The Costco Delusion

“Look at how much I saved at Costco!”

Costco has some of the lowest markups in the retail industry. That, combined with the huge company’s buying power, allows the company to offer super-sized products at very competitive prices.  Those low prices are real.

My favorite Costco purchase happened when we were renovating our backyard.  To create a privacy barrier, the local nursery was asking $79.95 for 6-foot arborvitaes.  Instead, I bought 12 little 2-foot leyland cyprus for $12.99 each.  Three years later, they were well above 6 feet each.

When you’re shopping at Costco or other warehouse retailers, beware of two problems.

First, Costco packages are usually much larger than in other stores.  You might normally buy one loaf of bread but Costco forces you to buy two.  Fruits and vegetables, paper towels, office supplies, you name it, Costco sells these in huge packages.  There’s little point in buying a bushel of grapefruits if half of them are going to rot before you have a chance to eat them.  Don’t buy more than you need.
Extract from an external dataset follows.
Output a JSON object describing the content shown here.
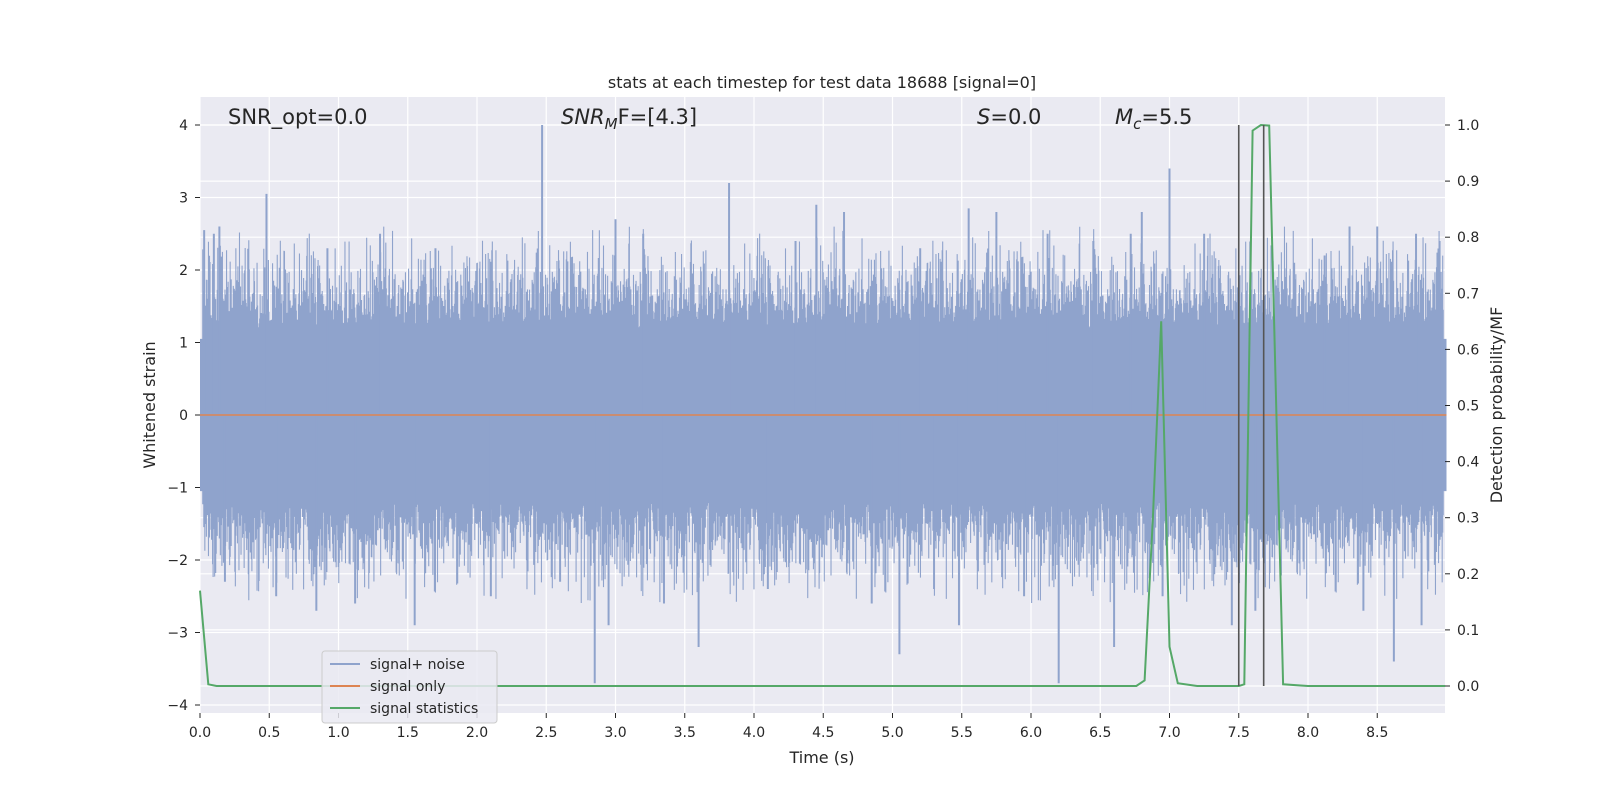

Second, Costco is full of stuff that you don’t need at all.  Mango salsa might taste great in the samples stand, and the designer clothes and small home appliances look very appealing in the store.  A day at Costco is full of temptations to add these items to your over-sized shopping card.  Enjoy the free samples, sure. But avoid the temptation.  Don’t buy things you don’t need.

About Mark P. Holtzman

Chair of Accounting Department at Seton Hall University. PhD from The University of Texas at Austin. Worked at Deloitte's New York Office. BSBA from Hofstra University.

3 Responses to “The Costco Delusion”

  1. I have found that buying things on sale at local supermarkets is cheaper than most (not all) Costco purchases.

  2. Don’t ever go into Costco without a list and a full belly!